The reporting restriction was continued following renewed medical evidence that lifting the anonymity order would increase the risk of her committing suicide.
The 31-year-old accused was arrested by detectives investigating the infant's death following an incident in Belfast more than a year ago.
She was charged with murder and initially detained under the Mental Health Act.
A temporary prohibition on publishing her identity had been put in place amid fears it could lead to her trying to take her own life.
In an initial testimony to Belfast Magistrates' Court a consultant psychiatrist who treated the defendant said she suffers from severe mental illness.

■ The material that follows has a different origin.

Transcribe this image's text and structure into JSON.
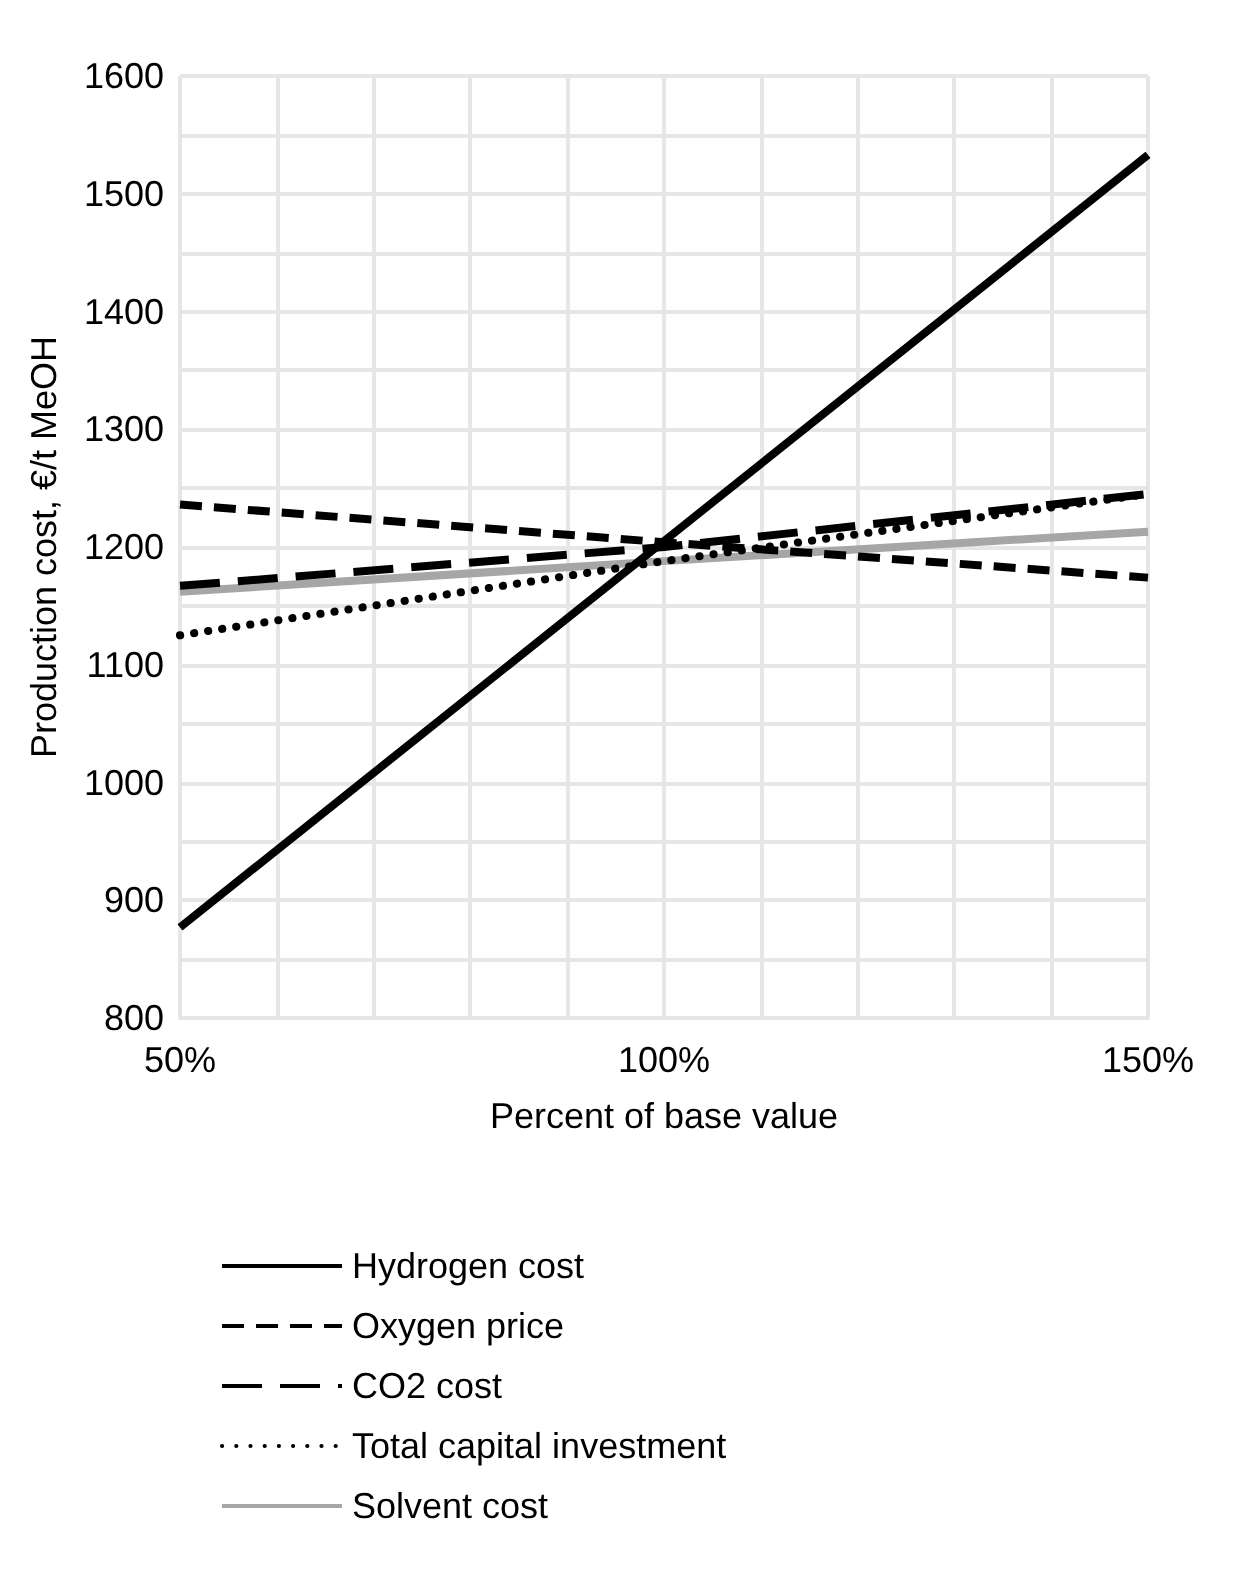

Naming her in the media would be the "tipping point" for her to attempt suicide, it was claimed.
Even though staff at the psychiatric unit were watching the defendant 24 hours a day the doctor insisted opportunities could still arise.
A press challenge to the anonymity order centred on the public's right to know full details in the case.
Counsel for the Belfast Telegraph's publishers had argued that the whole point of reporting criminal cases is to publicise who has been charged with the most "heinous" of offences.
It was also contended that under the hospital regime any risk would not be increased through being named.
Since then the woman has been moved from a psychiatric unit to normal prison custody.
Following the change in her status District Judge Fiona Bagnall requested an up to date medical assessment as part of a review of the reporting restrictions.
But with a second psychiatrist agreeing that the woman could try to kill herself if identified, Mrs Bagnall ruled earlier this week that the ban is to remain in place.
Lawyers are now expected to set a date for a further hearing to decide if she will stand trial.
Backing the verdict, the woman's lawyer insisted her right to life under European law must take priority.
Damien Trainor of McCrudden & Trainor Solicitors said today: "We acknowledge that this is an extreme measure taken by the court and that the principle of open justice must prevail in the great majority of cases.
"However, the right to life is sacrosanct, fundamental, supreme and inviolable."
Based on the suicide risk set out in court by two consultant psychiatrists, Mr Trainor argued that the continued restriction is a proportionate measure.
He added: "The public will still continue to be apprised of all aspects of this difficult case."